Cip/Kip cyclin-dependent protein kinase inhibitors and the road to polyploidy

Cyclin-dependent kinases (CDKs) play a central role in the orderly transition from one phase of the eukaryotic mitotic cell division cycle to the next. In this context, p27Kip1 (one of the CIP/KIP family of CDK specific inhibitors in mammals) or its functional analogue in other eukarya prevents a premature transition from G1 to S-phase.
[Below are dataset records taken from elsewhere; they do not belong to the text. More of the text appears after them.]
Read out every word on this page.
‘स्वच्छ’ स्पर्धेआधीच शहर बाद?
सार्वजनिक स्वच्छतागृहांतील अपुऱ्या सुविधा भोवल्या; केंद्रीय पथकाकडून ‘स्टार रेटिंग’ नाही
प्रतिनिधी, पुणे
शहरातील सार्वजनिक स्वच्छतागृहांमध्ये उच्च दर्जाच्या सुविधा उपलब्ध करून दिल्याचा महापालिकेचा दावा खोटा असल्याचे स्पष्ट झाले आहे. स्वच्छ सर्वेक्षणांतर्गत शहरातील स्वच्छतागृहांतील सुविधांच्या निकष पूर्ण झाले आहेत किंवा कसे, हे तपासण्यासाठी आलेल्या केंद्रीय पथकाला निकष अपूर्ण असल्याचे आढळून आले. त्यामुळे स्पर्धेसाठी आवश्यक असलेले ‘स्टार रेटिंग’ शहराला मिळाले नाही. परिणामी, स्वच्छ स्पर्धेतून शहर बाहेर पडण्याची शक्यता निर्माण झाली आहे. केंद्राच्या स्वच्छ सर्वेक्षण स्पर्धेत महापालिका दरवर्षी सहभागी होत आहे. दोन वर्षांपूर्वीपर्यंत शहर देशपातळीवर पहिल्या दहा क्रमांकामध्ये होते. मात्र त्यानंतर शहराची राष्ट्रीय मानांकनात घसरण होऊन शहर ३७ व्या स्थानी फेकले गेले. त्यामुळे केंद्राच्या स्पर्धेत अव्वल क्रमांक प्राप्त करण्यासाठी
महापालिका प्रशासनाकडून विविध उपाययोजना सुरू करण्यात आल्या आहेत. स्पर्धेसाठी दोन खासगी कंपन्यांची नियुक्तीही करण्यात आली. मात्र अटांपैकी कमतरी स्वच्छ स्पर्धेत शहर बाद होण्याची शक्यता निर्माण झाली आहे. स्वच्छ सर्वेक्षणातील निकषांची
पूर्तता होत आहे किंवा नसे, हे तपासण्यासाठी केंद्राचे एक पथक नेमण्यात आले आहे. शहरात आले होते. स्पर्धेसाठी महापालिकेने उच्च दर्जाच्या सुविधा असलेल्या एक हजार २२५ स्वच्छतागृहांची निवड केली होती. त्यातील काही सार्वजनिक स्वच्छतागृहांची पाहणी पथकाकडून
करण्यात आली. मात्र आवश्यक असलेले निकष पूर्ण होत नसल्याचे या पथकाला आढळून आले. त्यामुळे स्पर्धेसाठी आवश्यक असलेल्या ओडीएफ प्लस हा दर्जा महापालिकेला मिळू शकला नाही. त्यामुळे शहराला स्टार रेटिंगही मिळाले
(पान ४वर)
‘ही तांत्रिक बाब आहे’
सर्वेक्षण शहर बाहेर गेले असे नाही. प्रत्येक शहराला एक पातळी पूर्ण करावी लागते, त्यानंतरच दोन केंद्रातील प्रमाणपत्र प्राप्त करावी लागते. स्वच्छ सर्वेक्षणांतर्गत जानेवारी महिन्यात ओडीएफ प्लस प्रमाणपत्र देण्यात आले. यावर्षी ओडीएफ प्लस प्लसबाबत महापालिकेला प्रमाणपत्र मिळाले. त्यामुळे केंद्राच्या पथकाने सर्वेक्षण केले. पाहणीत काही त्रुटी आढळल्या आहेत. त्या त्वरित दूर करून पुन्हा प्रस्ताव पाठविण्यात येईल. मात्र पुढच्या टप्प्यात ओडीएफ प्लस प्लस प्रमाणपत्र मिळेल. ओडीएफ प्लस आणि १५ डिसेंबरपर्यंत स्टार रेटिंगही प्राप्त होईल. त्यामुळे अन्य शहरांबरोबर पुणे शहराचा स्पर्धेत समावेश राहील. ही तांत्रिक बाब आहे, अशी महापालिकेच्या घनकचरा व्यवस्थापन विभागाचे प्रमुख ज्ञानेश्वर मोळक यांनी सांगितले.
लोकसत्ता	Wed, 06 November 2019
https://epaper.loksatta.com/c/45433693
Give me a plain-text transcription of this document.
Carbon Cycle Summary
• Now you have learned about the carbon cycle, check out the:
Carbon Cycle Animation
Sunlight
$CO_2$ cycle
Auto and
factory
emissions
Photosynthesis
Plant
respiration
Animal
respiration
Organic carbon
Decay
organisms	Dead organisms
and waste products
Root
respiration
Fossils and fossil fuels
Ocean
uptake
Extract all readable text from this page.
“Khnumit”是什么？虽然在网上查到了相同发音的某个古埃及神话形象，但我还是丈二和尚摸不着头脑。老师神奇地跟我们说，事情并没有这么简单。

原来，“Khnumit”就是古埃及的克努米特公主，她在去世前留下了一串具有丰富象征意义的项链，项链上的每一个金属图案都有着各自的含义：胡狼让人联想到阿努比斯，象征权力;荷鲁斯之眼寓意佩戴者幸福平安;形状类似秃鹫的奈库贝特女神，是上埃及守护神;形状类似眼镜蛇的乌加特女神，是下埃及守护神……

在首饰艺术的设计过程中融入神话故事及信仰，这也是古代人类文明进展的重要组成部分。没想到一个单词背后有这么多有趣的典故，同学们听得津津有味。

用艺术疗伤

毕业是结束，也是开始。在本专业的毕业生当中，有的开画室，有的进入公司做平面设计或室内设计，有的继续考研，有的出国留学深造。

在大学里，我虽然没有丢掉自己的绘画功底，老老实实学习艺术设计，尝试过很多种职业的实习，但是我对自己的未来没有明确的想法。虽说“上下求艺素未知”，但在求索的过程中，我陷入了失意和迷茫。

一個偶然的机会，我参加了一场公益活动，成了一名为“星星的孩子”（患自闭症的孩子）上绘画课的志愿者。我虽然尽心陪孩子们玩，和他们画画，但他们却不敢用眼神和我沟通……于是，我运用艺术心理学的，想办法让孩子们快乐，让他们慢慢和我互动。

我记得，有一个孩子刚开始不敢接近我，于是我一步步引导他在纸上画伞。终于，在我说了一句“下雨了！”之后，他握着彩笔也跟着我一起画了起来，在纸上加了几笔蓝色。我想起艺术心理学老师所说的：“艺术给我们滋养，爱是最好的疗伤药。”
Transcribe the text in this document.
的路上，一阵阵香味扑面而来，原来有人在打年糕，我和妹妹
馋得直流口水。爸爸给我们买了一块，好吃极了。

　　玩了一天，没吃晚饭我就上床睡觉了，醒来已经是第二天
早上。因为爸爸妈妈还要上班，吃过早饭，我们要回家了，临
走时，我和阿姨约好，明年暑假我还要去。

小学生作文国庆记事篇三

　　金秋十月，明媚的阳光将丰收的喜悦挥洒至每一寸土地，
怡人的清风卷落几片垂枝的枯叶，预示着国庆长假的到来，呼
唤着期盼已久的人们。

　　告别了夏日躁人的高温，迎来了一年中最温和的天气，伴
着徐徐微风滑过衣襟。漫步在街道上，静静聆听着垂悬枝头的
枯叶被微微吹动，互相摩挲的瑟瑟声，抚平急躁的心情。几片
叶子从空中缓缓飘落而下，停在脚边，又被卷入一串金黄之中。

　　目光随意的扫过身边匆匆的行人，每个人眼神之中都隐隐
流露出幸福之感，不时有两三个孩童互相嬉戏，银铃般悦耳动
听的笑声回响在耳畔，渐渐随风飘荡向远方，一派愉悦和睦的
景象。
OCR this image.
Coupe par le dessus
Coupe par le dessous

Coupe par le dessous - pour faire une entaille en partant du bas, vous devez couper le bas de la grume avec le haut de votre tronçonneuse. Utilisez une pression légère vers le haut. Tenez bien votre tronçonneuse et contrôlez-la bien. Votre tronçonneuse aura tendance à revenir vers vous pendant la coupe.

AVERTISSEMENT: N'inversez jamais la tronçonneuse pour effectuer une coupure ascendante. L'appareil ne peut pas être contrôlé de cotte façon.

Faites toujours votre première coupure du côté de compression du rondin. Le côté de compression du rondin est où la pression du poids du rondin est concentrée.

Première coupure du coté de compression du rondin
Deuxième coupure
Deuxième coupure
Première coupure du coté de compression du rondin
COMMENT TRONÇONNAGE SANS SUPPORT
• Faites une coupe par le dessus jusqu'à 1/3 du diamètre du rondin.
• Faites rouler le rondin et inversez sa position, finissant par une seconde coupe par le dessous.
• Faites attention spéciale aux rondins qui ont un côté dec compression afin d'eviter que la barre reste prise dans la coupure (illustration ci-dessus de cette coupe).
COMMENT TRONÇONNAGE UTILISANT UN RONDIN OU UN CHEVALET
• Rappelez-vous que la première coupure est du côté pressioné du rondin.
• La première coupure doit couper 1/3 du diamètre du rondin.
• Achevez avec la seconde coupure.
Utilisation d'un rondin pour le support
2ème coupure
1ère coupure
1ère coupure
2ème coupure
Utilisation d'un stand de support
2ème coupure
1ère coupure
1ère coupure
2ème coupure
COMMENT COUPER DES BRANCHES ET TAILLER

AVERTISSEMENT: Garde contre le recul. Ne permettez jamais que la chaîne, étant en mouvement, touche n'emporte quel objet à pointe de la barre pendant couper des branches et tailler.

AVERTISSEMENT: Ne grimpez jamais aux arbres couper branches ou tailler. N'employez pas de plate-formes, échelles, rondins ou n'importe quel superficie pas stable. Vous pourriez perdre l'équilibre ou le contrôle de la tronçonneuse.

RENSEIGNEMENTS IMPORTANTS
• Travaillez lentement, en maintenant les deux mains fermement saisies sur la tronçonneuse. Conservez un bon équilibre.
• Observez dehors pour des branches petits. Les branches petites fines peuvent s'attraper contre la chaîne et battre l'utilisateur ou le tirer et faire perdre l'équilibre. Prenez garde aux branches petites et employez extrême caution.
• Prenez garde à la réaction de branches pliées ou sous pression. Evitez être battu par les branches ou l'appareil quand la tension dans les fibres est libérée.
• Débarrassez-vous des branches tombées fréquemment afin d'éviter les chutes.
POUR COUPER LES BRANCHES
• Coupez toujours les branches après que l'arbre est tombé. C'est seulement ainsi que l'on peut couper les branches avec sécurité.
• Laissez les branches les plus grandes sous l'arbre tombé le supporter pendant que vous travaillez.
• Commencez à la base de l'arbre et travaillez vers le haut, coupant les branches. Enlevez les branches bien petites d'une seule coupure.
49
Recent studies have revealed that expression of a second member of this family, p57Kip2, is induced as trophoblast stem (TS) cells differentiate into trophoblast giant (TG) cells. p57 then inhibits CDK1 activity, an enzyme essential for initiating mitosis, thereby triggering genome endoreduplication (multiple S-phases without an intervening mitosis). Expression of p21Cip1, the third member of this family, is also induced in during differentiation of TS cells into TG cells where it appears to play a role in suppressing the DNA damage response pathway. Given the fact that p21 and p57 are unique to mammals, the question arises as to whether one or both of these proteins are responsible for the induction and maintenance of polyploidy during mammalian development.

• Publication year

  2009

• Venue

  Cell Division

• Publication date

  2009-06-02

• Fields of study

  Biology, Medicine

• Identifiers
  DOI 10.1186/1747-1028-4-10PMID 19490616PMCID 2697143
• External record

  Open on Semantic Scholar

• Source metadata

  Semantic Scholar, PubMed

• No claims are published for this paper.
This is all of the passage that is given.